Depuis les années 1990, on sait toutefois qu’il existe une troisième population de cellules nerveuses, celle-ci capable d’exprimer les deux types de récepteurs. « Leur utilité a longtemps été discutée par la communauté scientifique, elles ont donc été un peu laissées de côté. De plus, on ne disposait pas, jusqu’à récemment, de technologies permettant de les cibler spécifiquement », fait savoir Alban de Kerchove d’Exaerde, Directeur de recherches FNRS au Neurophy lab, investigateur du WEL Research Institute, et co-pilote de l’étude.

Des effets majeurs sur la mobilité

Cette étude visait donc, pour la première fois, à mieux cerner ces neurones présentant les deux types de récepteurs à la dopamine (neurones D1/D2). Pour ce faire, l’équipe a généré différentes lignées de souris génétiquement modifiées. Les chercheurs ont ainsi appris que ces neurones « hybrides » constituent 7% du nombre total de neurones dans le striatum des rongeurs.

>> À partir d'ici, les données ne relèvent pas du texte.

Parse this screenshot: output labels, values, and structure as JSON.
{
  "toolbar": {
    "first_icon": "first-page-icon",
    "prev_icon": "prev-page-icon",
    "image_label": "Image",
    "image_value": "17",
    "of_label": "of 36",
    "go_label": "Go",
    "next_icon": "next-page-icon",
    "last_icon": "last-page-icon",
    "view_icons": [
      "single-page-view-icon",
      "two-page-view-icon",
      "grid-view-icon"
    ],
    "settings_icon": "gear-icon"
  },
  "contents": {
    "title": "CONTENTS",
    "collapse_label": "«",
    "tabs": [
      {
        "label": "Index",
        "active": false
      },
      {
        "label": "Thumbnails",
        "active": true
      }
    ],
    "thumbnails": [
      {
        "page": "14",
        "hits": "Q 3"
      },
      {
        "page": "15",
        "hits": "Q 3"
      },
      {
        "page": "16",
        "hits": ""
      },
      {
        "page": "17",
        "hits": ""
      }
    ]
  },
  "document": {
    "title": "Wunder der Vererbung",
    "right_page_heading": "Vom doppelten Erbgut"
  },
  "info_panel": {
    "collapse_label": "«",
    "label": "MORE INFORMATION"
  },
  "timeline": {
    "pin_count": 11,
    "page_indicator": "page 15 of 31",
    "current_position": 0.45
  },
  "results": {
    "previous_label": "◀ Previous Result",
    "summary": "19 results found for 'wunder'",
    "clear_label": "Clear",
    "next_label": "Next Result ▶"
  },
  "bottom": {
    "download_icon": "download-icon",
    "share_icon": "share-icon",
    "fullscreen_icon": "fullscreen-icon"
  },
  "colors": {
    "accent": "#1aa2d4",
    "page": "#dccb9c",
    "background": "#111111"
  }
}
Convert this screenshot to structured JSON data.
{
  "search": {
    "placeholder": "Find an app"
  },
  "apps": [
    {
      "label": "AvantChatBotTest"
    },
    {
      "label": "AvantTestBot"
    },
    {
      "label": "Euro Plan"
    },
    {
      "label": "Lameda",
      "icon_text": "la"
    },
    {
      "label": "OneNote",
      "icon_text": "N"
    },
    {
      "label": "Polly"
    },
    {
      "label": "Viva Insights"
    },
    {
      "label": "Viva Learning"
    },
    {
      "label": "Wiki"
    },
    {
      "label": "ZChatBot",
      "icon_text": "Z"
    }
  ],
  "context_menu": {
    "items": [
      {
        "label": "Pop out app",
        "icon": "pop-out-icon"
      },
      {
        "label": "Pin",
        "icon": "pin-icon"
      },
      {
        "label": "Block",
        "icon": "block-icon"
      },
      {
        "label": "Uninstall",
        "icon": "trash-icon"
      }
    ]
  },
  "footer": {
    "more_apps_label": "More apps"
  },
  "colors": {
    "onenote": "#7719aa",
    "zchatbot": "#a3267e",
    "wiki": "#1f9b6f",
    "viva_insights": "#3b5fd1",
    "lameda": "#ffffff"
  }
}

Et sont 6 fois moins nombreux que chacune des deux autres populations (neurones D1 et neurones D2).

Concernant leur rôle dans le striatum, les scientifiques ont montré qu’ils ont un effet majeur sur la locomotion spontanée. « Quand on supprimait le récepteur D1 dans les neurones D1/D2, les souris devenaient en quelque sorte hyperactives, elles étaient davantage mobiles et se déplaçaient plus rapidement », explique le Dr Varin.

Par ailleurs, les neurones D1/D2 apparaissent réguler l’effet pro-locomotion et pro-immobilité des deux autres populations. « Quand on stimulait seulement les neurones D1 (qui sont censés avoir un effet excitateur), l’effet sur la locomotion se révélait très faible. Alors que quand on stimulait en même temps les neurones D1/D2, on notait une augmentation très marquée de cette locomotion ».

Même constat pour les neurones D2, qui ont un effet inhibiteur. En stimulant les neurones D2 seuls, l’effet sur l’immobilité des souris ne durait pas dans le temps. Tandis qu’en co-stimulant les neurones D2 et D1/D2, l’immobilité se maintenait.

Sur la piste des neuropathologies

« Ces neurones semblent donc jouer un rôle de chef d’orchestre sur la locomotion en général », indiquent les chercheurs. Des résultats qui ont surpris : « on a été très étonné qu’ils occupent une place aussi importante dans le fonctionnement du contrôle moteur du striatum, étant donné leur faible nombre. »

Les scientifiques de l’ULB entendent poursuivre leurs recherches sur ces cellules nerveuses, y compris sur leurs impacts dans les neuropathologies. « La contribution des neurones D1/D2 parait tellement centrale dans le striatum qu’une perturbation de leur activité pourrait avoir des conséquences énormes sur les comportements et dans les pathologies neuropsychiatriques, comme la maladie de Parkinson », conclut le Pr de Kerchove d’Exaerde.